Just as I am sceptical of the social claims of tech boosters, I prefer to take my breathless futurism with a grain of salt. Yes, new technology can be disruptive, and yes, it does cause some changes, but you always have to be wary that you don’t mistake the reality inside a bubble with how life is for most people out there. The latest case in point, the so called “sharing” or “gig” economy:
Drivers for online platforms including Uber and Lyft are making less than half of what they did four years ago, even as more and more people are drawn into working for them.
A new report from the JPMorgan Chase Institute, based on payments directed to 2.3 million families, showed that average monthly platform earnings dropped considerably — by 53% — between 2013 and 2017.
These drivers made $783 per month in 2017 versus $1,469 in 2013…
A limitation of the report is that it only took into account monthly earnings as opposed to hourly earnings. The reason for this being that it was not possible for the researchers to extract hourly earnings data from customers’ bank accounts. “We observe when customers are cashing out, but we don’t know how much they have been working,” said Amar Hamoudi, senior research lead at the JPMorgan Chase Institute.
“These declines in monthly earnings among drivers may reflect the fact that the growth in the number of drivers could have put downward pressure on hourly wages; they may also reflect a potential decline in the number of hours drivers are driving,” the report stated.
It might be the case of less work for more people, making the impact wider but shallower:
The initial popularity of gig work prompted a rash of speculation that independent workers — freelancers as well as gig workers and contractors — would soon occupy a steadily larger portion of the workforce. In October, a study by the Freelancers Union and Upwork, a freelancing website, predicted that a majority of U.S. workers would be freelancers by 2027.
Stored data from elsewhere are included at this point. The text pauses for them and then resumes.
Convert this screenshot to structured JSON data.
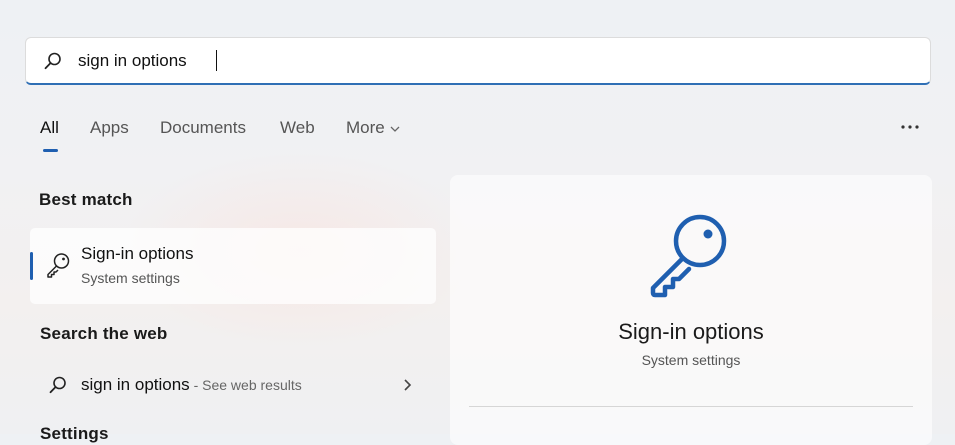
{
  "search": {
    "value": "sign in options",
    "placeholder": ""
  },
  "tabs": [
    {
      "label": "All"
    },
    {
      "label": "Apps"
    },
    {
      "label": "Documents"
    },
    {
      "label": "Web"
    },
    {
      "label": "More"
    }
  ],
  "best_match": {
    "heading": "Best match",
    "title": "Sign-in options",
    "subtitle": "System settings",
    "icon": "key-icon"
  },
  "search_web": {
    "heading": "Search the web",
    "query": "sign in options",
    "hint": " - See web results"
  },
  "settings_heading": "Settings",
  "preview": {
    "title": "Sign-in options",
    "subtitle": "System settings",
    "icon": "key-icon"
  },
  "colors": {
    "accent": "#1f5fb0",
    "key_blue": "#1f5fb0"
  }
}
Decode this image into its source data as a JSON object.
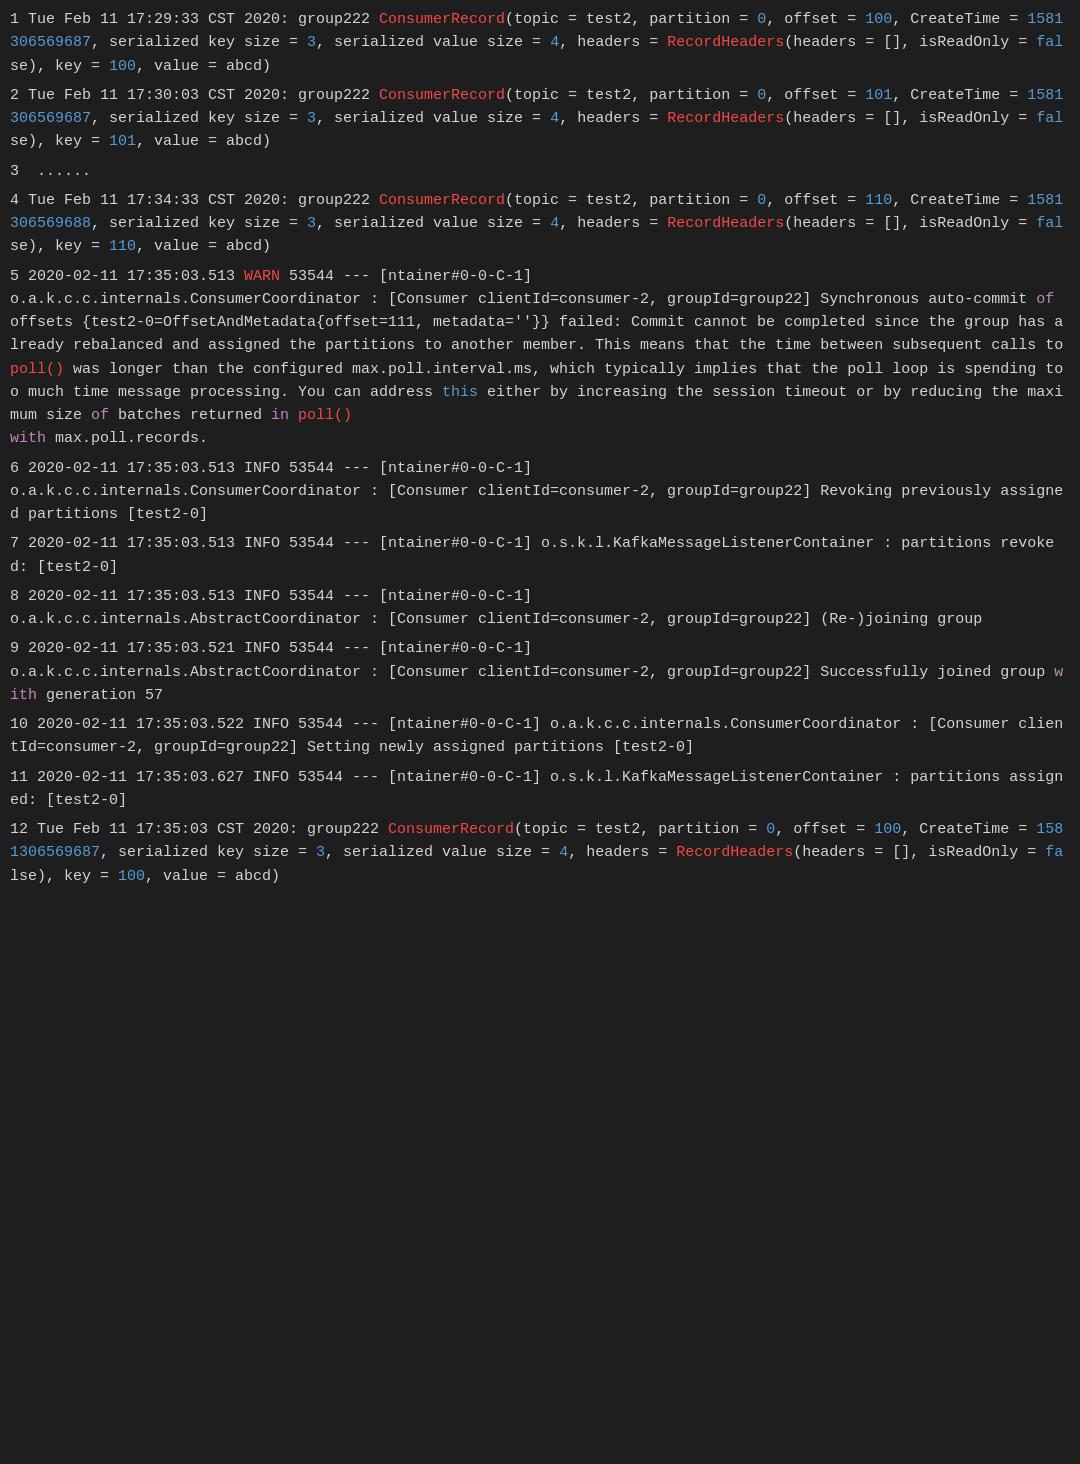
{
  "log": {
    "entries": [
      {
        "num": "1",
        "text_parts": [
          {
            "t": " Tue Feb 11 17:29:33 CST 2020: group222 ",
            "c": "normal"
          },
          {
            "t": "ConsumerRecord",
            "c": "keyword-red"
          },
          {
            "t": "(topic = test2, partition = ",
            "c": "normal"
          },
          {
            "t": "0",
            "c": "keyword-blue"
          },
          {
            "t": ", offset = ",
            "c": "normal"
          },
          {
            "t": "100",
            "c": "keyword-blue"
          },
          {
            "t": ", CreateTime = ",
            "c": "normal"
          },
          {
            "t": "1581306569687",
            "c": "keyword-blue"
          },
          {
            "t": ", serialized key size = ",
            "c": "normal"
          },
          {
            "t": "3",
            "c": "keyword-blue"
          },
          {
            "t": ", serialized value size = ",
            "c": "normal"
          },
          {
            "t": "4",
            "c": "keyword-blue"
          },
          {
            "t": ", headers = ",
            "c": "normal"
          },
          {
            "t": "RecordHeaders",
            "c": "keyword-red"
          },
          {
            "t": "(headers = [], isReadOnly = ",
            "c": "normal"
          },
          {
            "t": "fal",
            "c": "keyword-blue"
          },
          {
            "t": "se), key = ",
            "c": "normal"
          },
          {
            "t": "100",
            "c": "keyword-blue"
          },
          {
            "t": ", value = abcd)",
            "c": "normal"
          }
        ]
      },
      {
        "num": "2",
        "text_parts": [
          {
            "t": " Tue Feb 11 17:30:03 CST 2020: group222 ",
            "c": "normal"
          },
          {
            "t": "ConsumerRecord",
            "c": "keyword-red"
          },
          {
            "t": "(topic = test2, partition = ",
            "c": "normal"
          },
          {
            "t": "0",
            "c": "keyword-blue"
          },
          {
            "t": ", offset = ",
            "c": "normal"
          },
          {
            "t": "101",
            "c": "keyword-blue"
          },
          {
            "t": ", CreateTime = ",
            "c": "normal"
          },
          {
            "t": "1581306569687",
            "c": "keyword-blue"
          },
          {
            "t": ", serialized key size = ",
            "c": "normal"
          },
          {
            "t": "3",
            "c": "keyword-blue"
          },
          {
            "t": ", serialized value size = ",
            "c": "normal"
          },
          {
            "t": "4",
            "c": "keyword-blue"
          },
          {
            "t": ", headers = ",
            "c": "normal"
          },
          {
            "t": "RecordHeaders",
            "c": "keyword-red"
          },
          {
            "t": "(headers = [], isReadOnly = ",
            "c": "normal"
          },
          {
            "t": "fal",
            "c": "keyword-blue"
          },
          {
            "t": "se), key = ",
            "c": "normal"
          },
          {
            "t": "101",
            "c": "keyword-blue"
          },
          {
            "t": ", value = abcd)",
            "c": "normal"
          }
        ]
      },
      {
        "num": "3",
        "text_parts": [
          {
            "t": "  ......",
            "c": "normal"
          }
        ]
      },
      {
        "num": "4",
        "text_parts": [
          {
            "t": " Tue Feb 11 17:34:33 CST 2020: group222 ",
            "c": "normal"
          },
          {
            "t": "ConsumerRecord",
            "c": "keyword-red"
          },
          {
            "t": "(topic = test2, partition = ",
            "c": "normal"
          },
          {
            "t": "0",
            "c": "keyword-blue"
          },
          {
            "t": ", offset = ",
            "c": "normal"
          },
          {
            "t": "110",
            "c": "keyword-blue"
          },
          {
            "t": ", CreateTime = ",
            "c": "normal"
          },
          {
            "t": "1581306569688",
            "c": "keyword-blue"
          },
          {
            "t": ", serialized key size = ",
            "c": "normal"
          },
          {
            "t": "3",
            "c": "keyword-blue"
          },
          {
            "t": ", serialized value size = ",
            "c": "normal"
          },
          {
            "t": "4",
            "c": "keyword-blue"
          },
          {
            "t": ", headers = ",
            "c": "normal"
          },
          {
            "t": "RecordHeaders",
            "c": "keyword-red"
          },
          {
            "t": "(headers = [], isReadOnly = ",
            "c": "normal"
          },
          {
            "t": "fal",
            "c": "keyword-blue"
          },
          {
            "t": "se), key = ",
            "c": "normal"
          },
          {
            "t": "110",
            "c": "keyword-blue"
          },
          {
            "t": ", value = abcd)",
            "c": "normal"
          }
        ]
      },
      {
        "num": "5",
        "text_parts": [
          {
            "t": " 2020-02-11 17:35:03.513 ",
            "c": "normal"
          },
          {
            "t": "WARN",
            "c": "warn"
          },
          {
            "t": " 53544 --- [ntainer#0-0-C-1]\no.a.k.c.c.internals.ConsumerCoordinator : [Consumer clientId=consumer-2, groupId=group22] Synchronous auto-commit ",
            "c": "normal"
          },
          {
            "t": "of",
            "c": "keyword-pink"
          },
          {
            "t": " offsets {test2-0=OffsetAndMetadata{offset=111, metadata=''}} failed: Commit cannot be completed since the group has already rebalanced and assigned the partitions to another member. This means that the time between subsequent calls to ",
            "c": "normal"
          },
          {
            "t": "poll()",
            "c": "keyword-red"
          },
          {
            "t": " was longer than the configured max.poll.interval.ms, which typically implies that the poll loop is spending too much time message processing. You can address ",
            "c": "normal"
          },
          {
            "t": "this",
            "c": "keyword-blue"
          },
          {
            "t": " either by increasing the session timeout or by reducing the maximum size ",
            "c": "normal"
          },
          {
            "t": "of",
            "c": "keyword-pink"
          },
          {
            "t": " batches returned ",
            "c": "normal"
          },
          {
            "t": "in",
            "c": "keyword-pink"
          },
          {
            "t": " ",
            "c": "normal"
          },
          {
            "t": "poll()",
            "c": "keyword-red"
          },
          {
            "t": "\n",
            "c": "normal"
          },
          {
            "t": "with",
            "c": "keyword-pink"
          },
          {
            "t": " max.poll.records.",
            "c": "normal"
          }
        ]
      },
      {
        "num": "6",
        "text_parts": [
          {
            "t": " 2020-02-11 17:35:03.513 INFO 53544 --- [ntainer#0-0-C-1]\no.a.k.c.c.internals.ConsumerCoordinator : [Consumer clientId=consumer-2, groupId=group22] Revoking previously assigned partitions [test2-0]",
            "c": "normal"
          }
        ]
      },
      {
        "num": "7",
        "text_parts": [
          {
            "t": " 2020-02-11 17:35:03.513 INFO 53544 --- [ntainer#0-0-C-1] o.s.k.l.KafkaMessageListenerContainer : partitions revoked: [test2-0]",
            "c": "normal"
          }
        ]
      },
      {
        "num": "8",
        "text_parts": [
          {
            "t": " 2020-02-11 17:35:03.513 INFO 53544 --- [ntainer#0-0-C-1]\no.a.k.c.c.internals.AbstractCoordinator : [Consumer clientId=consumer-2, groupId=group22] (Re-)joining group",
            "c": "normal"
          }
        ]
      },
      {
        "num": "9",
        "text_parts": [
          {
            "t": " 2020-02-11 17:35:03.521 INFO 53544 --- [ntainer#0-0-C-1]\no.a.k.c.c.internals.AbstractCoordinator : [Consumer clientId=consumer-2, groupId=group22] Successfully joined group ",
            "c": "normal"
          },
          {
            "t": "with",
            "c": "keyword-pink"
          },
          {
            "t": " generation 57",
            "c": "normal"
          }
        ]
      },
      {
        "num": "10",
        "text_parts": [
          {
            "t": " 2020-02-11 17:35:03.522 INFO 53544 --- [ntainer#0-0-C-1] o.a.k.c.c.internals.ConsumerCoordinator : [Consumer clientId=consumer-2, groupId=group22] Setting newly assigned partitions [test2-0]",
            "c": "normal"
          }
        ]
      },
      {
        "num": "11",
        "text_parts": [
          {
            "t": " 2020-02-11 17:35:03.627 INFO 53544 --- [ntainer#0-0-C-1] o.s.k.l.KafkaMessageListenerContainer : partitions assigned: [test2-0]",
            "c": "normal"
          }
        ]
      },
      {
        "num": "12",
        "text_parts": [
          {
            "t": " Tue Feb 11 17:35:03 CST 2020: group222 ",
            "c": "normal"
          },
          {
            "t": "ConsumerRecord",
            "c": "keyword-red"
          },
          {
            "t": "(topic = test2, partition = ",
            "c": "normal"
          },
          {
            "t": "0",
            "c": "keyword-blue"
          },
          {
            "t": ", offset = ",
            "c": "normal"
          },
          {
            "t": "100",
            "c": "keyword-blue"
          },
          {
            "t": ", CreateTime = ",
            "c": "normal"
          },
          {
            "t": "1581306569687",
            "c": "keyword-blue"
          },
          {
            "t": ", serialized key size = ",
            "c": "normal"
          },
          {
            "t": "3",
            "c": "keyword-blue"
          },
          {
            "t": ", serialized value size = ",
            "c": "normal"
          },
          {
            "t": "4",
            "c": "keyword-blue"
          },
          {
            "t": ", headers = ",
            "c": "normal"
          },
          {
            "t": "RecordHeaders",
            "c": "keyword-red"
          },
          {
            "t": "(headers = [], isReadOnly = ",
            "c": "normal"
          },
          {
            "t": "fa",
            "c": "keyword-blue"
          },
          {
            "t": "lse), key = ",
            "c": "normal"
          },
          {
            "t": "100",
            "c": "keyword-blue"
          },
          {
            "t": ", value = abcd)",
            "c": "normal"
          }
        ]
      }
    ]
  }
}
Yet the JPMorgan Chase Institute’s report casts doubt on that likelihood. It found that among drivers, 58 percent work just three months or less each year through online economy websites. These include ride-hailing services such as Uber and Lyft as well as delivery drivers and movers who find work through online apps. Amazon, for example, now uses independent drivers to deliver some packages.
The study also reviewed online platforms that provide home improvement work, including TaskRabbit and dog-walking, home cleaning and other sites. Two-thirds of those workers perform gig work for only three months a year or less.
There seems to be more change inside the gig economy itself than prompted by it: “The JPMorgan Institute study found that transportation is increasingly the dominant force in the gig economy. Driving makes up 56 percent of all gig work, up from just 6 percent in 2013. Selling items through such online sites as eBay and Etsy has sunk to 19 percent of gig work, down from 72 percent… People who participate in leasing websites, such as Airbnb and car rental site Truro, are earning more than other gig workers — averaging $2,113 in March of this year. But just 0.2 percent of households participate in such sites, the study found.”
New technology has given many people an opportunity to do a bit extra for themselves, but it seems to be largely a supplementation rather than a substitution. Beware of the sweeping claims of revolution. Changes are far subtler and take longer to unfold, much less permeate from the centres of early adoption to the rest of society. The Freelancers Union and Upwork might see a workforce of freelancers in the near future because that’s who they are and what they want to see happen. Meanwhile, what not many have actually predicted but is happening is the revival of the good old-fashioned and very 20th century manufacture.